# Fixing the table width problem in Firefox?



## Leiki

I really need to use a table but no matter what I set the width to, it just displays it as 100% in firefox, and in IE there are no problems. Here is the code that i'm using:

*

*



Is there any way to add something to that make it work in FF or should I use something different? Thanks for the help.


----------



## erick295

That's the correct way of doing it. There's probably something wrong elsewhere in your code.

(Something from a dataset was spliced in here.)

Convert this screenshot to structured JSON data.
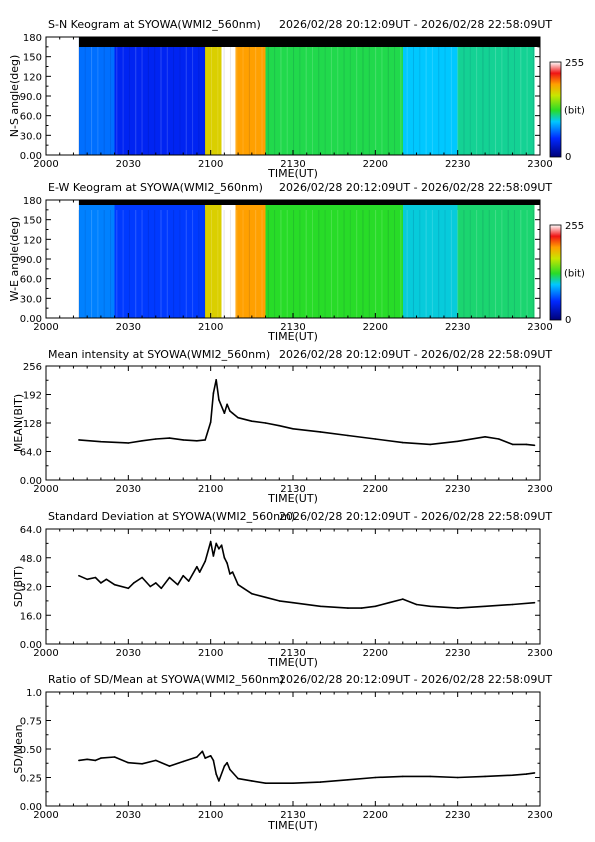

Try validating it: http://validator.w3.org/


----------



## Shadow2531

Assuming you have a proper doctype, your code is valid and your doctype puts the browser in standards mode, then you have to ask yourself, "60% of what?".

e.g.


Code:


<!DOCTYPE html PUBLIC "-//W3C//DTD XHTML 1.0 Strict//EN" "http://www.w3.org/TR/xhtml1/DTD/xhtml1-strict.dtd">
<html xmlns="http://www.w3.org/1999/xhtml" lang="en-us" xml:lang="en-us">
    <head>
        <title>table width</title>
        <meta http-equiv="content-type" content="text/html;charset=utf-8" />
        <style type="text/css">
            html {
                background: #fff;
                color: #000;
                font-size: 1em;
            }
            body {
                margin: 0;
                padding: 8px;
            }
            table#test, table#test2 {
                margin: auto; /* align center */
                text-align: center;
                border: 1px solid #f00;
                width: 60%;
            }
            table#test td, table#test2 td {
                border: 0;
                padding: 0;
            }
            div#cb {
                width: 600px;
                border: 1px solid #000;
                /* left and right auto to align center when you need to set top/bottom */
                margin-left: auto;
                margin-right: auto;
                margin-top: 15px;
                padding: 5px;
            }
        </style>
    </head>
    <body>
        <table id="test">
            <tr>
                <td>Width of this table is 60% of the current width of the viewport</td>
            </tr>
        </table>
        <div id="cb">
            <table id="test2">
                <tr>
                    <td>Width of this table is 60% of its 600px containing block</td>
                </tr>
            </table>
        </div>
    </body>
</html>

Keep in mind, that it's almost certain that Firefox is doing the proper thing in your situation and IE is the one having the problem displaying your code properly. Either way, if the desired look is the IE way, then you'll need to change your code. Make it look right in Firefox and then, if you have to, make it work in IE.


----------